How to refresh Oracle data dictionary to remove deleted tablespace and datafiles

corruptiondatafileoracleoracle-11g-r2

Long story short we have a server with two Oracle instances running on it: ora1 and ora2. Somebody defined an undo tablespace for ora2 and provided the same datafile of the undo tablespace datafile of ora1 that was already running, so datafile got corrupted and ora1 was shutdown. When trying to reopen the instance ora1, we were faced with the below error:

ORA-01159: file is not from same database as previous files - wrong database id

We tried to alter database datafile .... offline drop; and it went fine without errors but that also didn't allow us to open the database, so we backed up controlfile to trace and re-edited the file removing that corrupted datafile, and ran the new control file only to get the below error this time:

SQL> alter database open;
alter database open
*
ERROR at line 1:
ORA-01092: ORACLE instance terminated. Disconnection forced
ORA-01173: data dictionary indicates missing data file from system tablespace
Process ID: 9460
Session ID: 355 Serial number: 9

Noting that the corrupted datafile is now not listed when selecting from v$datafile nor the tablespace associated to it from v$tablespace.

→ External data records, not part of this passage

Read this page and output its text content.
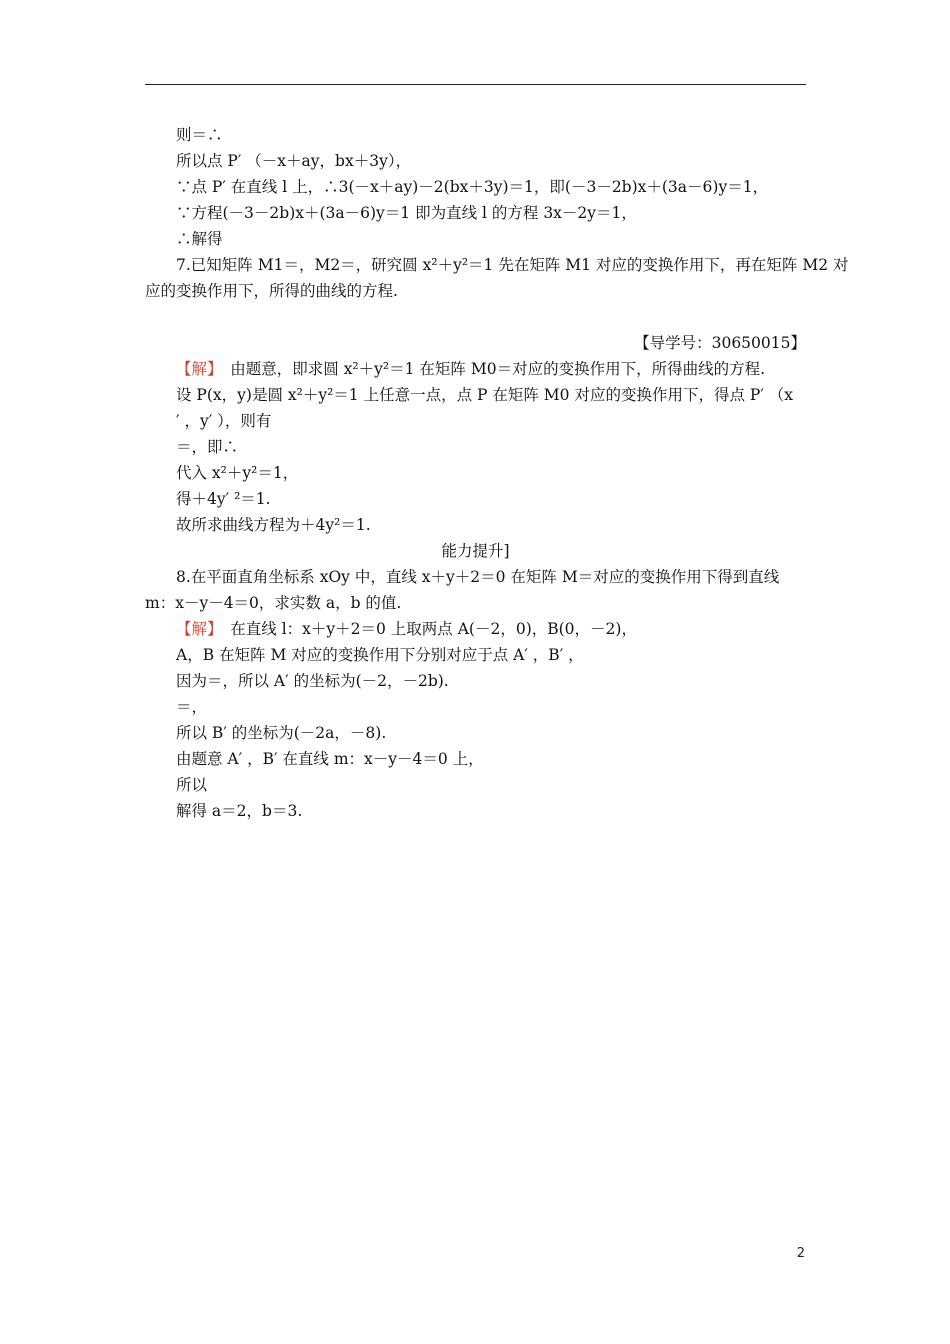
则＝∴
所以点 P′ （－x＋ay，bx＋3y），
∵点 P′ 在直线 l 上，∴3(－x＋ay)－2(bx＋3y)＝1，即(－3－2b)x＋(3a－6)y＝1，
∵方程(－3－2b)x＋(3a－6)y＝1 即为直线 l 的方程 3x－2y＝1，
∴解得
7.已知矩阵 M1＝，M2＝，研究圆 x²＋y²＝1 先在矩阵 M1 对应的变换作用下，再在矩阵 M2 对
应的变换作用下，所得的曲线的方程.
【导学号：30650015】
【解】　由题意，即求圆 x²＋y²＝1 在矩阵 M0＝对应的变换作用下，所得曲线的方程.
设 P(x，y)是圆 x²＋y²＝1 上任意一点，点 P 在矩阵 M0 对应的变换作用下，得点 P′ （x
′ ，y′ ），则有
＝，即∴
代入 x²＋y²＝1，
得＋4y′ ²＝1.
故所求曲线方程为＋4y²＝1.
能力提升]
8.在平面直角坐标系 xOy 中，直线 x＋y＋2＝0 在矩阵 M＝对应的变换作用下得到直线
m：x－y－4＝0，求实数 a，b 的值.
【解】　在直线 l：x＋y＋2＝0 上取两点 A(－2，0)，B(0，－2)，
A，B 在矩阵 M 对应的变换作用下分别对应于点 A′ ，B′ ，
因为＝，所以 A′ 的坐标为(－2，－2b).
＝，
所以 B′ 的坐标为(－2a，－8).
由题意 A′ ，B′ 在直线 m：x－y－4＝0 上，
所以
解得 a＝2，b＝3.
2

Is there anyway to edit the data dictionary that Oracle compare upon opening and causing the error? My ultimate goal is to open the database without having to reinstall it, and I'm okay with losing the data as I have an expdp dmp that I can restore for the schema I am using.

Database is Oracle 11gR2 on Oracle Linux server 6.3

Best Answer

There is nothing wrong with the data dictionary.

The moment you overwrote the undo datafile of an active database (which I still wonder how you managed, because file locking does not allow this) you made it impossible to recover the database to a consistent state.

The method you tried would have worked with a regular user tablespace, but undo is different. Your database crashed, it is in inconsistent state. The database can not be recovered to a consistent state, because transactions that were active at the time of the crash must to be rolled back, the rollback needs the undo, but you do not have it anymore. You can not just simply skip undo and remove references to it from the dictionary.

Even if you managed to open an inconsistent database (there are some hidden parameters that allow this in some cases), it may just crash immediately after opened. This scenario is the one before last resort to salvage data from a database that can not be opened anymore and has no backups. (The last resort is contacting 3rd party companies for their data mining tools that can read Oracle datafiles directly and salvage data from them.)

Typically you would just get your RMAN backup, restore and recover the missing file, and you would be over with it - but you have no backup.

You have a dump file, then go ahead, create a new empty database, and import to it. Then schedule a proper backup job.